Transcription is the synthesis of RNA from a DNA template, the first step in gene expression. In eukaryotes, the primary transcript undergoes extensive processing to produce functional RNA molecules. Transcripts can be analyzed by RNA sequencing and amplified by reverse transcription PCR.
RNA Polymerases
Prokaryotes have a single RNA polymerase, a multi-subunit enzyme that synthesizes all types of RNA. The core enzyme consists of alpha, beta, and beta-prime subunits, and associates with a sigma factor that recognizes promoter sequences. The sigma-70 factor recognizes standard bacterial promoters with -10 and -35 consensus sequences.

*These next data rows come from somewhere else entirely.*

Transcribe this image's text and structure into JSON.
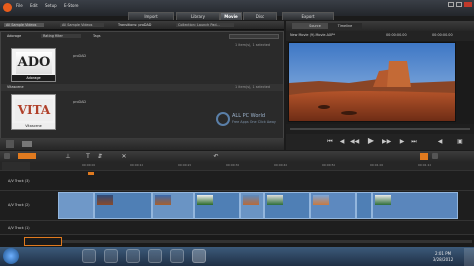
{
  "menu": [
    "File",
    "Edit",
    "Setup",
    "E-Store"
  ],
  "mode_tabs": [
    "Import",
    "Library",
    "Movie",
    "Disc",
    "Export"
  ],
  "active_tab": "Movie",
  "library": {
    "path_label": "All Sample Videos",
    "breadcrumb": "Transitions: proDAD",
    "tags_label": "Tags",
    "rating_label": "Rating filter",
    "collection_label": "Collection: Launch Pad...",
    "sections": [
      {
        "name": "Adorage",
        "info": "1 item(s), 1 selected",
        "item_label": "Adorage",
        "logo": "ADO"
      },
      {
        "name": "Vitascene",
        "info": "1 item(s), 1 selected",
        "item_label": "Vitascene",
        "logo": "VITA"
      }
    ],
    "source": "proDAD"
  },
  "preview": {
    "tabs": [
      "Source",
      "Timeline"
    ],
    "title": "New Movie (9).Movie.AXP*",
    "timecode": "00:00:00.00",
    "end_timecode": "00:00:00.00",
    "watermark_title": "ALL PC World",
    "watermark_sub": "Free Apps One Click Away"
  },
  "timeline": {
    "ruler_ticks": [
      "00:00:00",
      "00:00:10",
      "00:00:20",
      "00:00:30",
      "00:00:40",
      "00:00:50",
      "00:01:00",
      "00:01:10"
    ],
    "tracks": [
      "A/V Track (3)",
      "A/V Track (2)",
      "A/V Track (1)"
    ]
  },
  "clock": {
    "time": "2:01 PM",
    "date": "3/28/2012"
  },
  "colors": {
    "accent": "#e07a1f",
    "clip": "#4f7fb5"
  }
}
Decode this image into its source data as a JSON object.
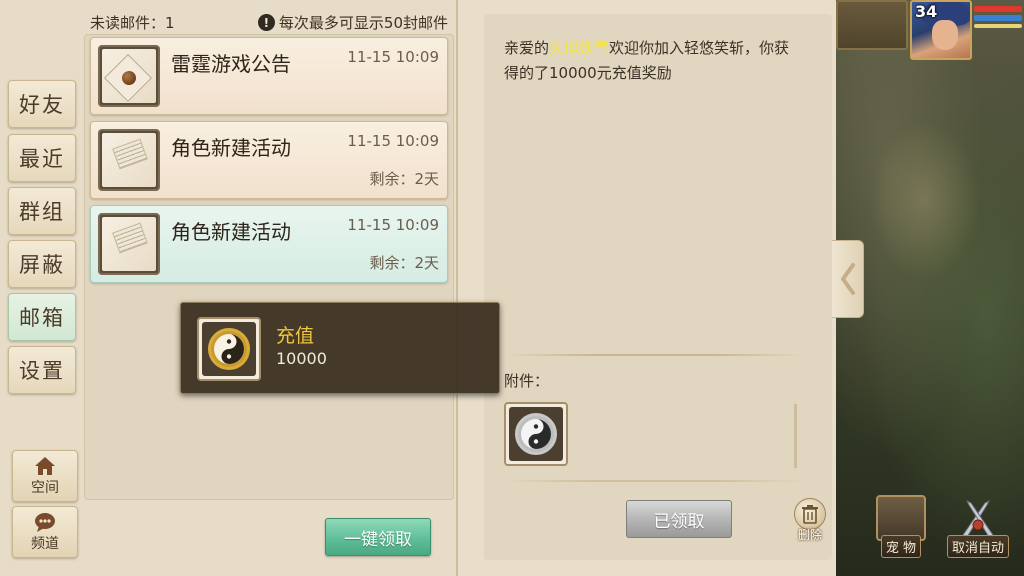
{
  "header": {
    "unread_label": "未读邮件：1",
    "limit_note": "每次最多可显示50封邮件",
    "warn_icon": "!"
  },
  "side_nav": {
    "items": [
      {
        "label": "好友",
        "active": false
      },
      {
        "label": "最近",
        "active": false
      },
      {
        "label": "群组",
        "active": false
      },
      {
        "label": "屏蔽",
        "active": false
      },
      {
        "label": "邮箱",
        "active": true
      },
      {
        "label": "设置",
        "active": false
      }
    ],
    "space_label": "空间",
    "channel_label": "频道"
  },
  "mails": [
    {
      "title": "雷霆游戏公告",
      "time": "11-15 10:09",
      "remaining": "",
      "icon": "sealed-envelope-icon",
      "selected": false
    },
    {
      "title": "角色新建活动",
      "time": "11-15 10:09",
      "remaining": "剩余：2天",
      "icon": "open-envelope-icon",
      "selected": false
    },
    {
      "title": "角色新建活动",
      "time": "11-15 10:09",
      "remaining": "剩余：2天",
      "icon": "open-envelope-icon",
      "selected": true
    }
  ],
  "tooltip": {
    "item_name": "充值",
    "amount": "10000",
    "icon": "taiji-gold-icon"
  },
  "claim_all_label": "一键领取",
  "detail": {
    "greeting_prefix": "亲爱的",
    "player_name": "久似妖气",
    "message_rest": "欢迎你加入轻悠笑斩，你获得的了10000元充值奖励",
    "attachment_label": "附件：",
    "attachment_icon": "taiji-silver-icon",
    "claimed_label": "已领取",
    "delete_label": "删除"
  },
  "hud": {
    "player_level": "34",
    "pet_label": "宠 物",
    "cancel_auto_label": "取消自动",
    "colors": {
      "hp": "#e0392b",
      "mp": "#3b7fd1",
      "accent_green": "#5fbf98",
      "highlight_name": "#f3e43a",
      "gold_text": "#f2c63c"
    }
  }
}
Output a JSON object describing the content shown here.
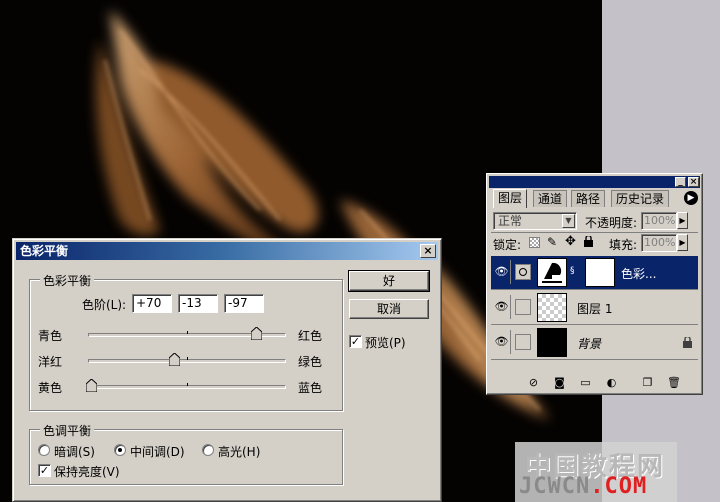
{
  "dialog": {
    "title": "色彩平衡",
    "balance_group": "色彩平衡",
    "levels_label": "色阶(L):",
    "levels": [
      "+70",
      "-13",
      "-97"
    ],
    "sliders": [
      {
        "left": "青色",
        "right": "红色",
        "value": 70
      },
      {
        "left": "洋红",
        "right": "绿色",
        "value": -13
      },
      {
        "left": "黄色",
        "right": "蓝色",
        "value": -97
      }
    ],
    "tone_group": "色调平衡",
    "tone_options": [
      {
        "label": "暗调(S)",
        "selected": false
      },
      {
        "label": "中间调(D)",
        "selected": true
      },
      {
        "label": "高光(H)",
        "selected": false
      }
    ],
    "preserve_luminosity": "保持亮度(V)",
    "preserve_checked": true,
    "ok": "好",
    "cancel": "取消",
    "preview": "预览(P)",
    "preview_checked": true,
    "close_icon": "close-icon"
  },
  "layers_palette": {
    "tabs": [
      "图层",
      "通道",
      "路径",
      "历史记录"
    ],
    "blend_mode": "正常",
    "opacity_label": "不透明度:",
    "opacity_value": "100%",
    "lock_label": "锁定:",
    "fill_label": "填充:",
    "fill_value": "100%",
    "layers": [
      {
        "name": "色彩...",
        "type": "adjustment",
        "selected": true
      },
      {
        "name": "图层 1",
        "type": "transparent",
        "selected": false
      },
      {
        "name": "背景",
        "type": "background",
        "selected": false,
        "locked": true
      }
    ]
  },
  "watermark": {
    "line1": "中国教程网",
    "line2_a": "JCWCN",
    "line2_b": ".COM"
  },
  "colors": {
    "title_start": "#0a246a",
    "title_end": "#a6caf0",
    "face": "#d4d0c8",
    "fire": "#c8864a"
  }
}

Eukaryotes have three nuclear RNA polymerases. RNA polymerase I transcribes ribosomal RNA genes in the nucleolus. RNA polymerase II transcribes protein-coding genes to produce mRNA and many non-coding RNAs, with its large C-terminal domain containing heptad repeats that are phosphorylated during transcription. RNA polymerase III transcribes small RNAs including tRNA, 5S rRNA, and snRNA.
Transcription Initiation
Transcription begins at promoter sequences that direct RNA polymerase to the correct start site. In eukaryotes, RNA polymerase II requires assembly of general transcription factors at the core promoter. TFIID, containing TATA-binding protein, recognizes the TATA box, and other factors recruit Pol II. The mediator complex integrates regulatory signals from enhancer-bound transcription factors. Promoter clearance follows, with the CTD becoming phosphorylated at serine 5 by TFIIH, releasing Pol II from the initiation complex.
Elongation
During elongation, RNA polymerase moves along the template strand, synthesizing RNA in the 5-prime to 3-prime direction. The active site adds ribonucleotides complementary to the template, with the growing RNA strand forming a temporary hybrid with the DNA template. The transcription bubble moves with the polymerase, with DNA rewinding behind and unwinding ahead. As elongation proceeds, the CTD becomes phosphorylated at serine 2, recruiting RNA processing factors. Pausing and backtracking can occur, providing regulatory checkpoints.
Termination
Termination mechanisms differ between polymerases. Bacterial RNA polymerase terminates at hairpin structures that destabilize the elongation complex, or through the Rho factor that actively dissociates the complex. RNA polymerase I terminates at specific sequences recognized by terminators. RNA polymerase II termination is coupled to polyadenylation, with cleavage of the pre-mRNA triggering transcript release. RNA polymerase III terminates at a run of thymine residues in the template.
5-Prime Capping
The 5-prime end of Pol II transcripts is modified co-transcriptionally. A 7-methylguanosine cap is added in reverse orientation through a 5-prime to 5-prime triphosphate linkage. The capping enzyme is recruited to the phosphorylated CTD. The cap protects the transcript from 5-prime exonucleases, enhances translation by binding eIF4E, and facilitates nuclear export. The cap is also important for efficient splicing and polyadenylation.
RNA Splicing
Most eukaryotic genes contain introns that must be removed from pre-mRNA. Splicing is catalyzed by the spliceosome, a dynamic complex of five snRNPs and numerous proteins. The reaction involves two transesterification steps. First, the 2-prime hydroxyl of the branch point adenosine attacks the 5-prime splice site, forming a lariat intermediate. Second, the free 3-prime hydroxyl of the 5-prime exon attacks the 3-prime splice site, joining the exons and releasing the lariat intron.
Alternative splicing allows a single gene to produce multiple mRNA variants. Over 95% of human genes undergo alternative splicing, greatly expanding the proteome. Splicing is regulated by enhancer and silencer sequences that bind SR proteins and hnRNPs, respectively.
3-Prime Processing
Pre-mRNA is cleaved at the polyadenylation site, and a poly-A tail of 100 to 250 adenine residues is added by poly-A polymerase. The cleavage and polyadenylation specificity factor recognizes the AAUAAA polyadenylation signal, while cleavage stimulation factor binds downstream GU-rich elements. Cleavage factors I and II carry out the endonucleolytic cleavage. Poly-A binding protein coats the tail, protecting the mRNA from degradation and promoting translation.